My father had the kind of childhood that would inspire jealously in any well-adjusted aspiring comedian. It's often best when hearing about this kind of childhood to breathlessly say 'ha ha what' in a careful neutral tone. That said, it's not really my story to tell.
(Except, okay, just this one bit: when my father was in military school they would have snowball fights except instead of snowballs they used rocks and there wasn't any snow.)
But also, it's the kind of childhood that left him with a lot of free time on his hands and not always a surfeit of friends with which to take advantage of that free time.

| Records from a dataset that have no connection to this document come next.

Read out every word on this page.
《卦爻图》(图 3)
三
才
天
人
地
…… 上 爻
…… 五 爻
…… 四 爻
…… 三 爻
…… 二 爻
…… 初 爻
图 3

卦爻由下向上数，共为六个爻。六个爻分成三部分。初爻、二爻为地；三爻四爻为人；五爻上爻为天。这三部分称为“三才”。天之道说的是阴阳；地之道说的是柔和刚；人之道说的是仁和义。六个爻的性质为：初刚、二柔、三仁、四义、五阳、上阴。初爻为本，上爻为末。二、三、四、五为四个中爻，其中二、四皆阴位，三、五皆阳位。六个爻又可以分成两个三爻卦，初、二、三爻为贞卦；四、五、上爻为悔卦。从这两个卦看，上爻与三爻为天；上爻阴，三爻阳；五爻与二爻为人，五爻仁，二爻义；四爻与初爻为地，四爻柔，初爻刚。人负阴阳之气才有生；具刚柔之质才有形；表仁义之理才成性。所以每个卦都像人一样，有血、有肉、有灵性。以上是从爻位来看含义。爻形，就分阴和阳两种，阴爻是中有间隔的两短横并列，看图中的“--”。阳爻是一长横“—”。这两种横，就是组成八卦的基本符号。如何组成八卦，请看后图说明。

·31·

(My father once wistfully reminisced to me about how he'd play football behind his parents' property. If you ran hard enough and recklessly enough, clipping off a tree was very much like being tackled by someone)
I don't know if I'd have had the creativity to figure out how get beat up by trees rather than people. But then my father is an intelligent and successful man with his own business and (presumably, by now) friends, while I have this blog so what the fuck do I know.

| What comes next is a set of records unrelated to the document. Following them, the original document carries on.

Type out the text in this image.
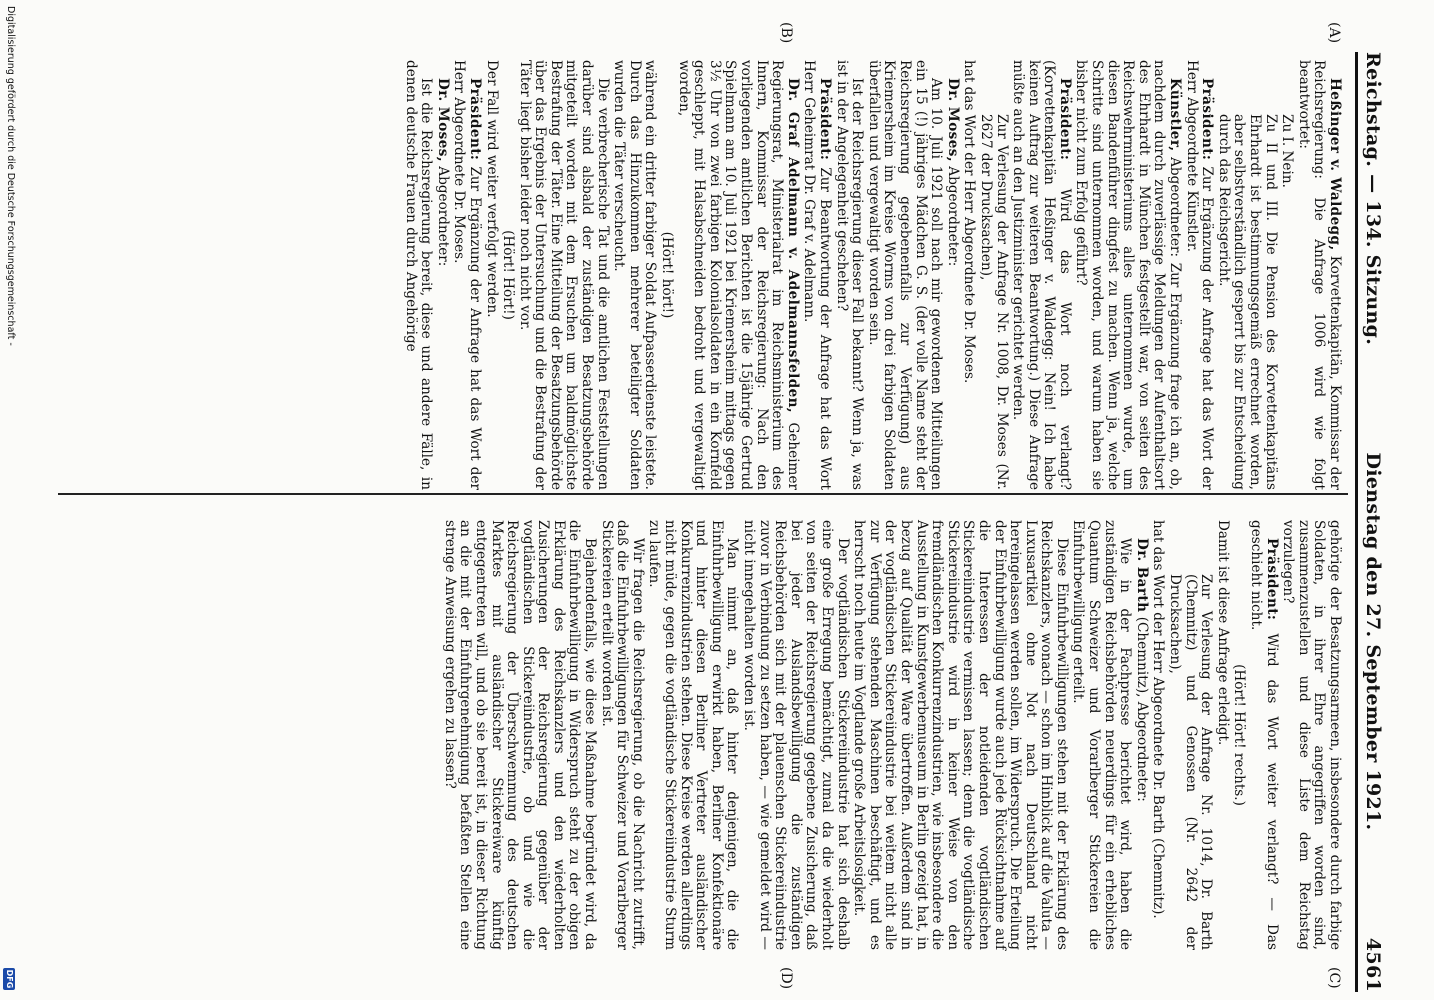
Reichstag. — 134. Sitzung.
Dienstag den 27. September 1921.
4561
(A)
(B)
(C)
(D)

Heßinger v. Waldegg, Korvettenkapitän, Kommissar der Reichsregierung: Die Anfrage 1006 wird wie folgt beantwortet:

Zu I. Nein.

Zu II und III. Die Pension des Korvettenkapitäns Ehrhardt ist bestimmungsgemäß errechnet worden, aber selbstverständlich gesperrt bis zur Entscheidung durch das Reichsgericht.

Präsident: Zur Ergänzung der Anfrage hat das Wort der Herr Abgeordnete Künstler.

Künstler, Abgeordneter: Zur Ergänzung frage ich an, ob, nachdem durch zuverlässige Meldungen der Aufenthaltsort des Ehrhardt in München festgestellt war, von seiten des Reichswehrministeriums alles unternommen wurde, um diesen Bandenführer dingfest zu machen. Wenn ja, welche Schritte sind unternommen worden, und warum haben sie bisher nicht zum Erfolg geführt?

Präsident: Wird das Wort noch verlangt? (Korvettenkapitän Heßinger v. Waldegg: Nein! Ich habe keinen Auftrag zur weiteren Beantwortung.) Diese Anfrage müßte auch an den Justizminister gerichtet werden.

Zur Verlesung der Anfrage Nr. 1008, Dr. Moses (Nr. 2627 der Drucksachen),

hat das Wort der Herr Abgeordnete Dr. Moses.

Dr. Moses, Abgeordneter:

Am 10. Juli 1921 soll nach mir gewordenen Mitteilungen ein 15 (!) jähriges Mädchen G. S. (der volle Name steht der Reichsregierung gegebenenfalls zur Verfügung) aus Kriemersheim im Kreise Worms von drei farbigen Soldaten überfallen und vergewaltigt worden sein.

Ist der Reichsregierung dieser Fall bekannt? Wenn ja, was ist in der Angelegenheit geschehen?

Präsident: Zur Beantwortung der Anfrage hat das Wort Herr Geheimrat Dr. Graf v. Adelmann.

Dr. Graf Adelmann v. Adelmannsfelden, Geheimer Regierungsrat, Ministerialrat im Reichsministerium des Innern, Kommissar der Reichsregierung: Nach den vorliegenden amtlichen Berichten ist die 15jährige Gertrud Spielmann am 10. Juli 1921 bei Kriemersheim mittags gegen 3½ Uhr von zwei farbigen Kolonialsoldaten in ein Kornfeld geschleppt, mit Halsabschneiden bedroht und vergewaltigt worden,

(Hört! hört!)

während ein dritter farbiger Soldat Aufpasserdienste leistete. Durch das Hinzukommen mehrerer beteiligter Soldaten wurden die Täter verscheucht.

Die verbrecherische Tat und die amtlichen Feststellungen darüber sind alsbald der zuständigen Besatzungsbehörde mitgeteilt worden mit dem Ersuchen um baldmöglichste Bestrafung der Täter. Eine Mitteilung der Besatzungsbehörde über das Ergebnis der Untersuchung und die Bestrafung der Täter liegt bisher leider noch nicht vor.

(Hört! Hört!)

Der Fall wird weiter verfolgt werden.

Präsident: Zur Ergänzung der Anfrage hat das Wort der Herr Abgeordnete Dr. Moses.

Dr. Moses, Abgeordneter:

Ist die Reichsregierung bereit, diese und andere Fälle, in denen deutsche Frauen durch Angehörige

gehörige der Besatzungsarmeen, insbesondere durch farbige Soldaten, in ihrer Ehre angegriffen worden sind, zusammenzustellen und diese Liste dem Reichstag vorzulegen?

Präsident: Wird das Wort weiter verlangt? — Das geschieht nicht.

(Hört! Hört! rechts.)

Damit ist diese Anfrage erledigt.

Zur Verlesung der Anfrage Nr. 1014, Dr. Barth (Chemnitz) und Genossen (Nr. 2642 der Drucksachen),

hat das Wort der Herr Abgeordnete Dr. Barth (Chemnitz).

Dr. Barth (Chemnitz), Abgeordneter:

Wie in der Fachpresse berichtet wird, haben die zuständigen Reichsbehörden neuerdings für ein erhebliches Quantum Schweizer und Vorarlberger Stickereien die Einfuhrbewilligung erteilt.

Diese Einfuhrbewilligungen stehen mit der Erklärung des Reichskanzlers, wonach — schon im Hinblick auf die Valuta — Luxusartikel ohne Not nach Deutschland nicht hereingelassen werden sollen, im Widerspruch. Die Erteilung der Einfuhrbewilligung wurde auch jede Rücksichtnahme auf die Interessen der notleidenden vogtländischen Stickereiindustrie vermissen lassen; denn die vogtländische Stickereiindustrie wird in keiner Weise von den fremdländischen Konkurrenzindustrien, wie insbesondere die Ausstellung in Kunstgewerbemuseum in Berlin gezeigt hat, in bezug auf Qualität der Ware übertroffen. Außerdem sind in der vogtländischen Stickereiindustrie bei weitem nicht alle zur Verfügung stehenden Maschinen beschäftigt, und es herrscht noch heute im Vogtlande große Arbeitslosigkeit.

Der vogtländischen Stickereiindustrie hat sich deshalb eine große Erregung bemächtigt, zumal da die wiederholt von seiten der Reichsregierung gegebene Zusicherung, daß bei jeder Auslandsbewilligung die zuständigen Reichsbehörden sich mit der plauenschen Stickereiindustrie zuvor in Verbindung zu setzen haben, — wie gemeldet wird — nicht innegehalten worden ist.

Man nimmt an, daß hinter denjenigen, die die Einfuhrbewilligung erwirkt haben, Berliner Konfektionäre und hinter diesen Berliner Vertreter ausländischer Konkurrenzindustrien stehen. Diese Kreise werden allerdings nicht müde, gegen die vogtländische Stickereiindustrie Sturm zu laufen.

Wir fragen die Reichsregierung, ob die Nachricht zutrifft, daß die Einfuhrbewilligungen für Schweizer und Vorarlberger Stickereien erteilt worden ist.

Bejahendenfalls, wie diese Maßnahme begründet wird, da die Einfuhrbewilligung in Widerspruch steht zu der obigen Erklärung des Reichskanzlers und den wiederholten Zusicherungen der Reichsregierung gegenüber der vogtländischen Stickereiindustrie, ob und wie die Reichsregierung der Überschwemmung des deutschen Marktes mit ausländischer Stickereiware künftig entgegentreten will, und ob sie bereit ist, in dieser Richtung an die mit der Einfuhrgenehmigung befaßten Stellen eine strenge Anweisung ergehen zu lassen?

Digitalisierung gefördert durch die Deutsche Forschungsgemeinschaft -
DFG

It didn't stop there, though. In Avalon Hill's World War 2 boardgames--Jutland & PanzerBlitz, among others--my father found a way for dead trees to also brutalize him.
This is the lineage from which I descend, this is the inheritance I have been given. Some nights I wake up in a cold sweat, my heart pounding as I try to squash the urge to hurl myself face-first into a nearby oak.
Anyway, if you've been to my Twitter (you should go make that mistake) you've undoubtedly seen the occasional battle-report (for example, Captain Finlay Stuart's naval adventures). Maybe you've seen me champion one of my favorite RPGs, Ironsworn by Shawn Tomkin. Maybe you've seen me and my friend Eric play a homebrew Fantasy Classic Mediterranean version of it, The Wine Sea Sagas as a GMless cooperative game.